Tanz der Gerippe, Holzschnitt von Michael Wolgemut in Hartmann Schedels Weltchronik von 1493.

Anfangs okkupierte die Kirche die Darstellungen als Mahnung für ein gottgefälliges Leben mit der posthumen Belohnung durch das Paradies, einem Memento Mori. Der Fokus richtete sich dann aber immer stärker auf den weltlichen Aspekt eines Lebens in Askese, mit dem Ziel allerdings, dieses möglichst zu verlängern. Diese Verlängerung durfte auch mit den Genüssen des Lebens einhergehen. Kurz genug war es ja immer noch. Daneben hatte der Totentanz auch ein nivellierendes Element, die Gleichheit aller Menschen vor dem Tod, unabhängig von Rang und Würde. Später wurde der tanzende Tod, der wohl anfangs den Schritt aus dem Leben erleichtern sollte, ein lebensbejahender Tanz mit dem Tod, dem man ohnehin nicht ausweichen konnte, ein Carpe Diem, nutze den Tag. Was angesichts der immer wiederkehrenden Pest einen Sinn ergab.

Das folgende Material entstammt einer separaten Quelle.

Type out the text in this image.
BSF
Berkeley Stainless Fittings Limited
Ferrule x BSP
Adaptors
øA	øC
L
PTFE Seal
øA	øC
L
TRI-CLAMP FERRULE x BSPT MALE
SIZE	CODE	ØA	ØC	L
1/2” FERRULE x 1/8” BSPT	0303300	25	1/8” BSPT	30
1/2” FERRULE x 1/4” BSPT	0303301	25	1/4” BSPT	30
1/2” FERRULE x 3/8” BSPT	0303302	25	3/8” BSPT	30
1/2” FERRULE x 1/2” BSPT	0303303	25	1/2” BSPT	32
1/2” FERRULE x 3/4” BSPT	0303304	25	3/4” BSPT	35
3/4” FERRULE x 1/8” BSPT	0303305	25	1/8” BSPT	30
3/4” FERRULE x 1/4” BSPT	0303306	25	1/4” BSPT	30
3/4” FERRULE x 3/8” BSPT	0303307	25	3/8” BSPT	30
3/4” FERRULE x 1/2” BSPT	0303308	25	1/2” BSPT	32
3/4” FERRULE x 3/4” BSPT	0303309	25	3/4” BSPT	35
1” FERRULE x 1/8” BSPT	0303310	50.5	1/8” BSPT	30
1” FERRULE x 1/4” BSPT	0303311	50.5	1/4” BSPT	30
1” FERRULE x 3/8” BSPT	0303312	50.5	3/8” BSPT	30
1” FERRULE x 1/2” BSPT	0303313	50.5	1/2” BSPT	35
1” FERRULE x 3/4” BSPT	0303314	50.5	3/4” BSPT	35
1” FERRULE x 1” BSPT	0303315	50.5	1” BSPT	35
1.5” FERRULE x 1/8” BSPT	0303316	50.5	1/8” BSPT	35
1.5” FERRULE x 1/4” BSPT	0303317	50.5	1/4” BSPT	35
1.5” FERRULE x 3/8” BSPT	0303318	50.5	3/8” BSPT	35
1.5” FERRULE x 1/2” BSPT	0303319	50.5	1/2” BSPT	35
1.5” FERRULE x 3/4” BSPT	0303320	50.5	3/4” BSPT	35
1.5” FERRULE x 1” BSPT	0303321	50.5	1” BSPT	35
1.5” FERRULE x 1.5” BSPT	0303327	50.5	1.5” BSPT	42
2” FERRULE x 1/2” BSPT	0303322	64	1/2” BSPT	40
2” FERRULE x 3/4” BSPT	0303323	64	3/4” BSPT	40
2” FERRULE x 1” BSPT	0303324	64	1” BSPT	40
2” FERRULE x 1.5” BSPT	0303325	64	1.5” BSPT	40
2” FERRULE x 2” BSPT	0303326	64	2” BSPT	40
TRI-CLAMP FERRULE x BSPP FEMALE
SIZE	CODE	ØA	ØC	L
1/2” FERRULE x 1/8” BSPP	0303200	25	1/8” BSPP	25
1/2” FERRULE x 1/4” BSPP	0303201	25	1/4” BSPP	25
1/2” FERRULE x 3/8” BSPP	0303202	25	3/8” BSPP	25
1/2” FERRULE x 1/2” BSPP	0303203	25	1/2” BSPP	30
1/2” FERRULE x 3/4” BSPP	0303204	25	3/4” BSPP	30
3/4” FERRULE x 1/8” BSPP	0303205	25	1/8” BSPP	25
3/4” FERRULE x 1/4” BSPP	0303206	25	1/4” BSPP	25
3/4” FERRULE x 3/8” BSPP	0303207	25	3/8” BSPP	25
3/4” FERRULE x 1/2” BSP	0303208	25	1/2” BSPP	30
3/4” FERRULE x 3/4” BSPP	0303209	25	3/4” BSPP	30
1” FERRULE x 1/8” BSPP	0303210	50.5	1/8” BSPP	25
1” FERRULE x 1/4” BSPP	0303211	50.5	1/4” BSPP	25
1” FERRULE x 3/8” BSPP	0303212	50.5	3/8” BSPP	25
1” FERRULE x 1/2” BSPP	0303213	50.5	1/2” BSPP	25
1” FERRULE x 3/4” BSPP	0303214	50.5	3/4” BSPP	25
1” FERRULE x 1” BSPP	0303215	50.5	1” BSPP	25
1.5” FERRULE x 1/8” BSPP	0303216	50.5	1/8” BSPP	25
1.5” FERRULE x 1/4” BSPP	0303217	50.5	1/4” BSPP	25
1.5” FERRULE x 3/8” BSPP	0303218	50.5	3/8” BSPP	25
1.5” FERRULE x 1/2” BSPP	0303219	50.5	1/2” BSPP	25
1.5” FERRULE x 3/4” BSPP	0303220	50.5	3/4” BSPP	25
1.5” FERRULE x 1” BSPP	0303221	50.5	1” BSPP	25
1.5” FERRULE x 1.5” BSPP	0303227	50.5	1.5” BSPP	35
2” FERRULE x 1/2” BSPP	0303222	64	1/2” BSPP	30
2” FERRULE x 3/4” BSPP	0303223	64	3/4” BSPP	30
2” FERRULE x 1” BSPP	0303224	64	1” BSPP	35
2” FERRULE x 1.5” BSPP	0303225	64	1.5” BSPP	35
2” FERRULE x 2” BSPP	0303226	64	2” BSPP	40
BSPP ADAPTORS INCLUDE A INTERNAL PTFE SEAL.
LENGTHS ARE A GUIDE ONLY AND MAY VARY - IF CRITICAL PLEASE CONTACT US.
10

Auch im 20. Jahrhundert wurde das Motiv von mehreren Künstlern anlässlich der Weltkriege aufgegriffen. Z.B. von Felix Nussbaum.

Felix Nussbaum, Triumph des Todes, 18. April 1944, Felix Nussbaum-Haus, Osnabrück. Leihgabe der Niedersächsischen Sparkassenstiftung. Public domain, via Wikimedia Commons.

Nussbaum vereint Themen und Stilrichtungen der Kunstgeschichte und verlängert damit die Kulturen der Vergangenheit über den zerstörerischen Augenblick hinaus. Er wurde zwei Monate nach der Fertigstellung des Bildes nach Auschwitz deportiert und dort ermordet. Der Todesengel, ambivalent, schwarz mit weißen Flügeln, und die musizierenden Skelette greifen das Motiv des Totentanzes auf. Zugleich lassen die musizierenden Skelette an eine beschwingte Musikantengruppe denken und thematisieren so noch einmal die Beständigkeit von Kultur und Lebendigkeit über den Tod hinaus.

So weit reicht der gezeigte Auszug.